Egbert instead emphasized the extensive findings the district court made, which were entitled to substantial deference and reversible only if clearly erroneous. Even if there were ambiguities in the lower-court decisions and even if there is evidence supporting Goodyear’s positions, the district court’s factual findings were not so wrong as to warrant reversal. Roberts pointed out that a counter-factual determination that the parties would have settled had the Heat Rise document been disclosed is not a typical finding of fact; although it has factual elements, it is more of a judgment than a finding that something happened. Egbert agreed this was an “unusual” finding, but nevertheless a factual one, based on the judge’s conclusion that the non-disclosure was “pretty monumental” and went to the “very heart of the case.”

During Bergeron’s rebuttal, he returned to his basic point that the district court’s entire determination followed the wrong standard because it did not apply any of the causation formulations Egbert had articulated.

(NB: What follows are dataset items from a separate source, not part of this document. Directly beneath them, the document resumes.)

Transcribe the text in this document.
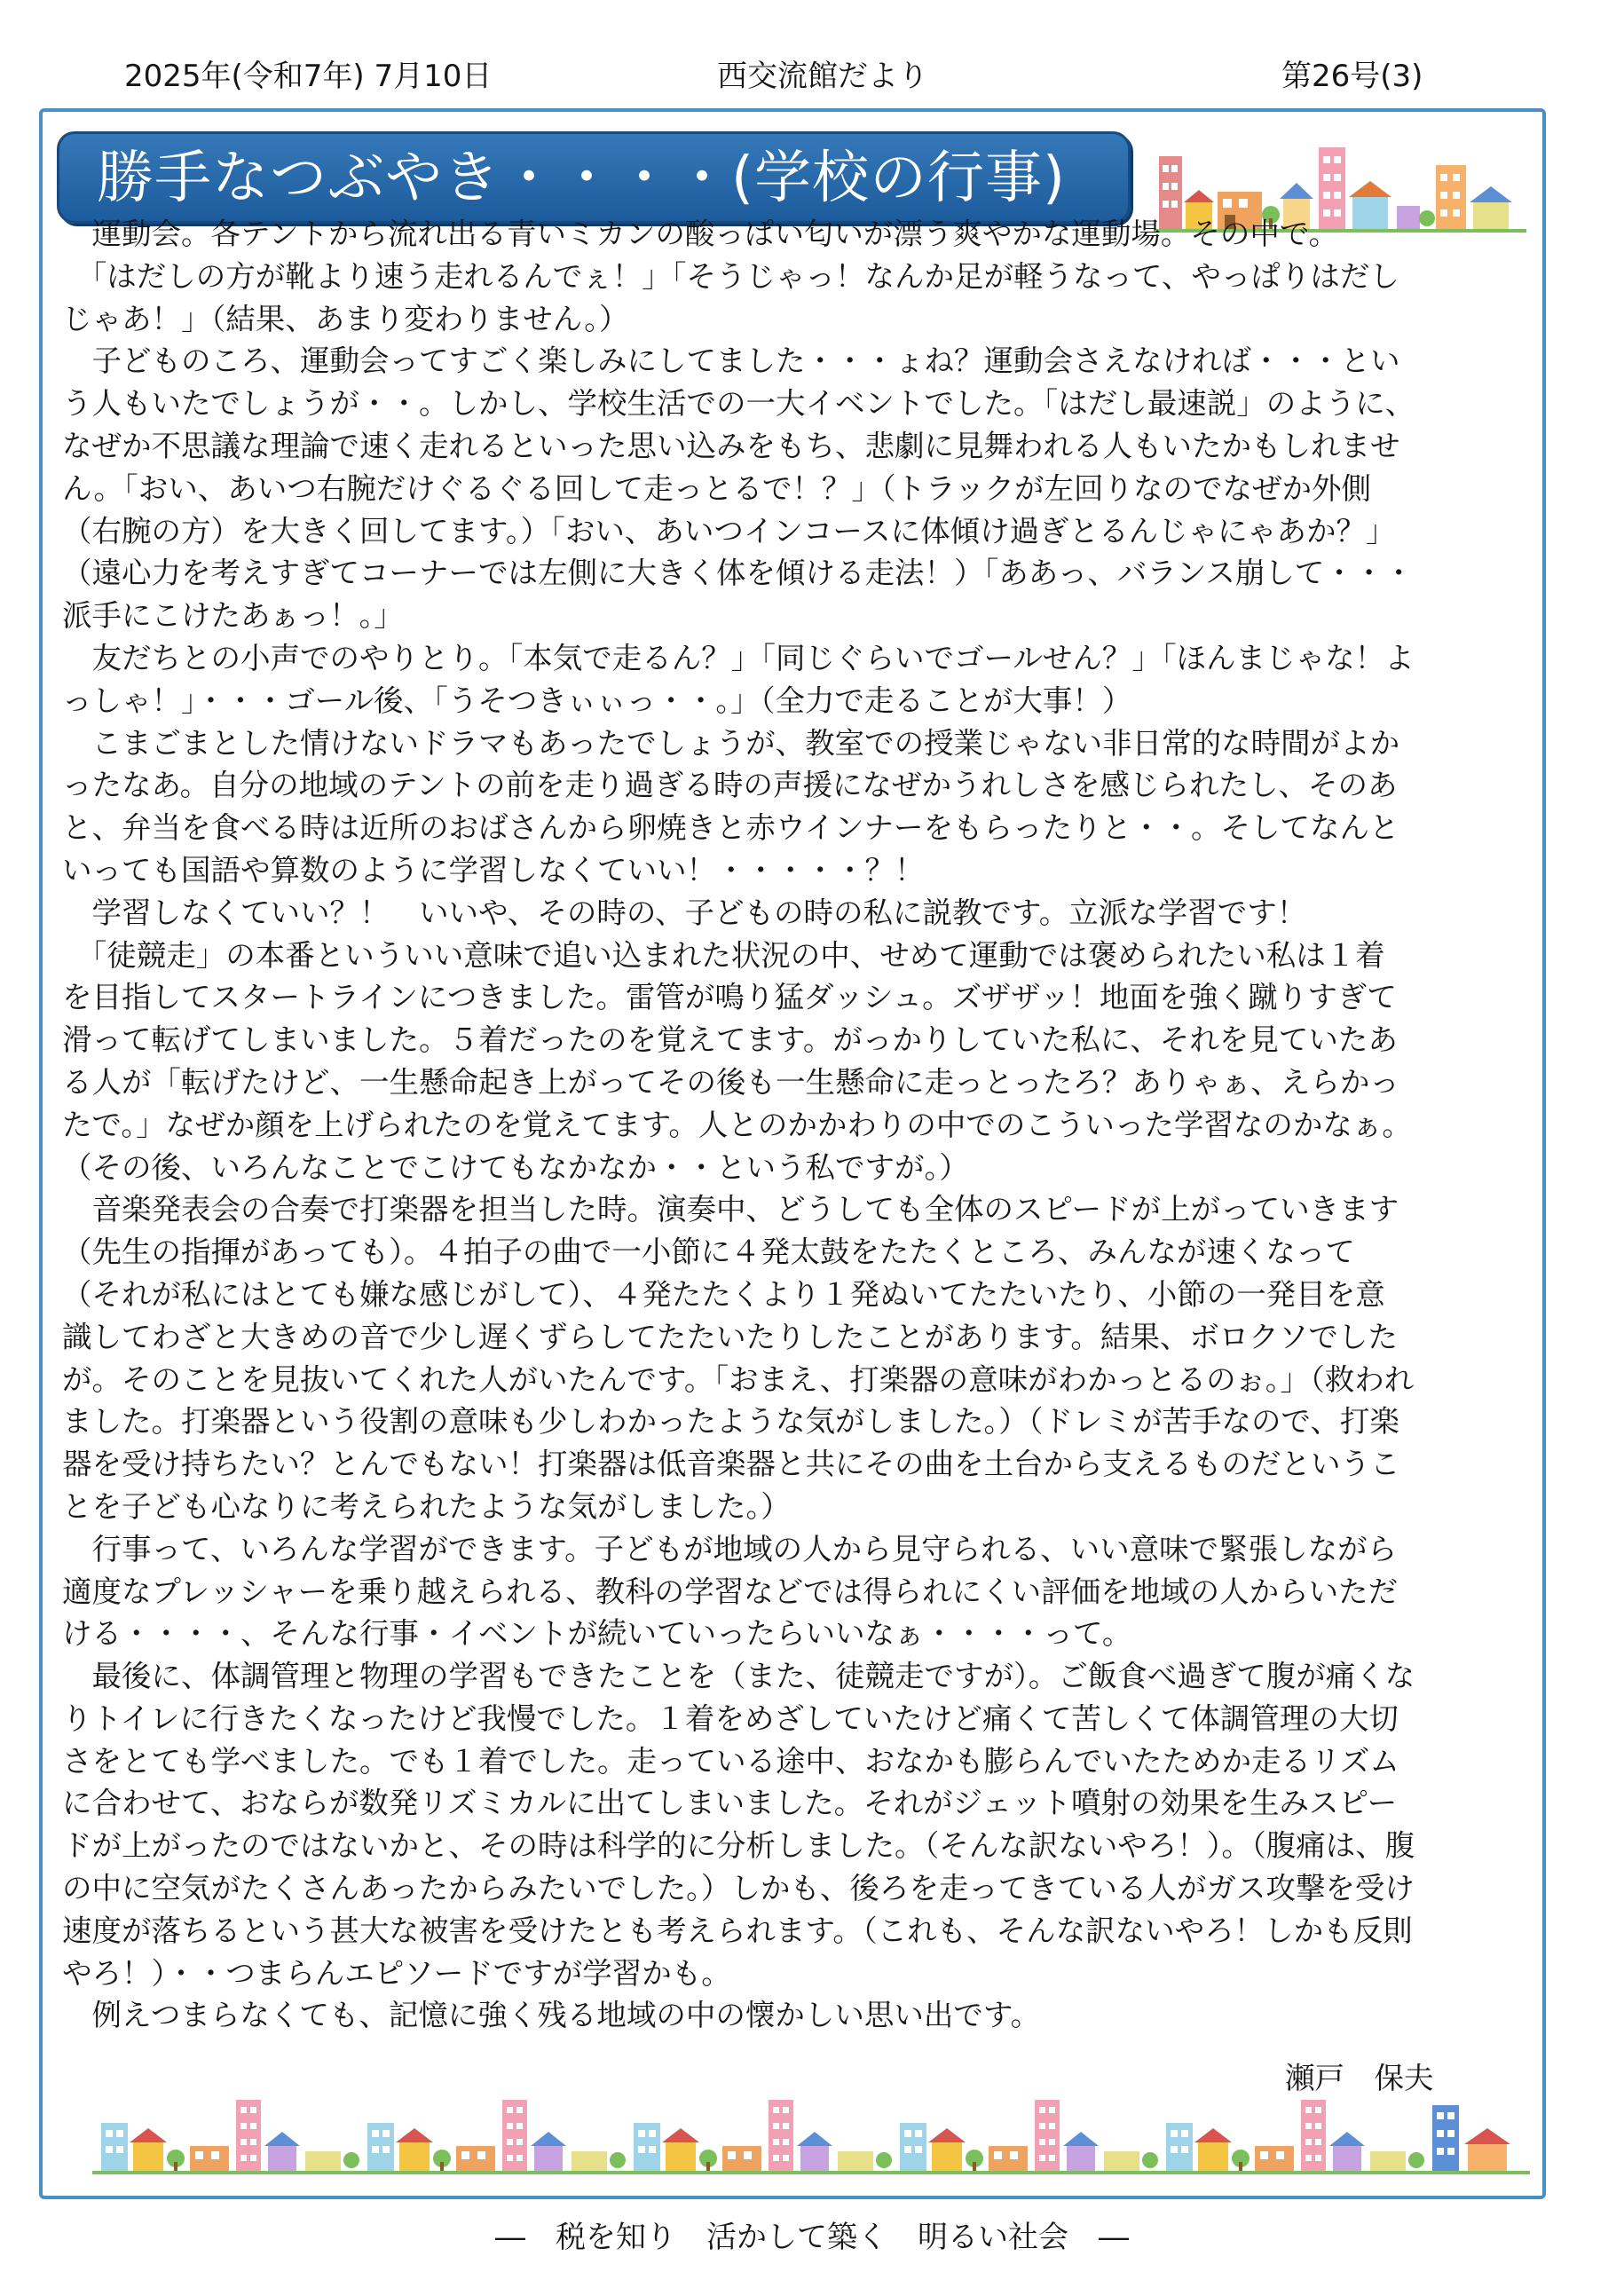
2025年(令和7年) 7月10日	西交流館だより	第26号(3)
勝手なつぶやき・・・・(学校の行事)

　運動会。各テントから流れ出る青いミカンの酸っぱい匂いが漂う爽やかな運動場。その中で。

　「はだしの方が靴より速う走れるんでぇ！」「そうじゃっ！なんか足が軽うなって、やっぱりはだし

じゃあ！」（結果、あまり変わりません。）

　子どものころ、運動会ってすごく楽しみにしてました・・・ょね？運動会さえなければ・・・とい

う人もいたでしょうが・・。しかし、学校生活での一大イベントでした。「はだし最速説」のように、

なぜか不思議な理論で速く走れるといった思い込みをもち、悲劇に見舞われる人もいたかもしれませ

ん。「おい、あいつ右腕だけぐるぐる回して走っとるで！？」（トラックが左回りなのでなぜか外側

（右腕の方）を大きく回してます。）「おい、あいつインコースに体傾け過ぎとるんじゃにゃあか？」

（遠心力を考えすぎてコーナーでは左側に大きく体を傾ける走法！）「ああっ、バランス崩して・・・

派手にこけたあぁっ！。」

　友だちとの小声でのやりとり。「本気で走るん？」「同じぐらいでゴールせん？」「ほんまじゃな！よ

っしゃ！」・・・ゴール後、「うそつきぃぃっ・・。」（全力で走ることが大事！）

　こまごまとした情けないドラマもあったでしょうが、教室での授業じゃない非日常的な時間がよか

ったなあ。自分の地域のテントの前を走り過ぎる時の声援になぜかうれしさを感じられたし、そのあ

と、弁当を食べる時は近所のおばさんから卵焼きと赤ウインナーをもらったりと・・。そしてなんと

いっても国語や算数のように学習しなくていい！・・・・・？！

　学習しなくていい？！　いいや、その時の、子どもの時の私に説教です。立派な学習です！

　「徒競走」の本番といういい意味で追い込まれた状況の中、せめて運動では褒められたい私は１着

を目指してスタートラインにつきました。雷管が鳴り猛ダッシュ。ズザザッ！地面を強く蹴りすぎて

滑って転げてしまいました。５着だったのを覚えてます。がっかりしていた私に、それを見ていたあ

る人が「転げたけど、一生懸命起き上がってその後も一生懸命に走っとったろ？ありゃぁ、えらかっ

たで。」なぜか顔を上げられたのを覚えてます。人とのかかわりの中でのこういった学習なのかなぁ。

（その後、いろんなことでこけてもなかなか・・という私ですが。）

　音楽発表会の合奏で打楽器を担当した時。演奏中、どうしても全体のスピードが上がっていきます

（先生の指揮があっても）。４拍子の曲で一小節に４発太鼓をたたくところ、みんなが速くなって

（それが私にはとても嫌な感じがして）、４発たたくより１発ぬいてたたいたり、小節の一発目を意

識してわざと大きめの音で少し遅くずらしてたたいたりしたことがあります。結果、ボロクソでした

が。そのことを見抜いてくれた人がいたんです。「おまえ、打楽器の意味がわかっとるのぉ。」（救われ

ました。打楽器という役割の意味も少しわかったような気がしました。）（ドレミが苦手なので、打楽

器を受け持ちたい？とんでもない！打楽器は低音楽器と共にその曲を土台から支えるものだというこ

とを子ども心なりに考えられたような気がしました。）

　行事って、いろんな学習ができます。子どもが地域の人から見守られる、いい意味で緊張しながら

適度なプレッシャーを乗り越えられる、教科の学習などでは得られにくい評価を地域の人からいただ

ける・・・・、そんな行事・イベントが続いていったらいいなぁ・・・・って。

　最後に、体調管理と物理の学習もできたことを（また、徒競走ですが）。ご飯食べ過ぎて腹が痛くな

りトイレに行きたくなったけど我慢でした。１着をめざしていたけど痛くて苦しくて体調管理の大切

さをとても学べました。でも１着でした。走っている途中、おなかも膨らんでいたためか走るリズム

に合わせて、おならが数発リズミカルに出てしまいました。それがジェット噴射の効果を生みスピー

ドが上がったのではないかと、その時は科学的に分析しました。（そんな訳ないやろ！）。（腹痛は、腹

の中に空気がたくさんあったからみたいでした。）しかも、後ろを走ってきている人がガス攻撃を受け

速度が落ちるという甚大な被害を受けたとも考えられます。（これも、そんな訳ないやろ！しかも反則

やろ！）・・つまらんエピソードですが学習かも。

　例えつまらなくても、記憶に強く残る地域の中の懐かしい思い出です。

瀬戸　保夫
―　税を知り　活かして築く　明るい社会　―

Remand of the entire case, he argued, was warranted for application of the correct standard. Sotomayor, seizing on the train analogy, wondered why travel on the “other” route was not compensable. But Bergeron argued that there was more to the case than that one undisclosed test and that, in any event, the district court did not find the entire litigation to be a sham.

Predicting outcomes based on an argument is perilous. But the extent and tenor of the questioning suggests that the Haegers are likely to keep most, if not all, of the attorney’s fees they were awarded.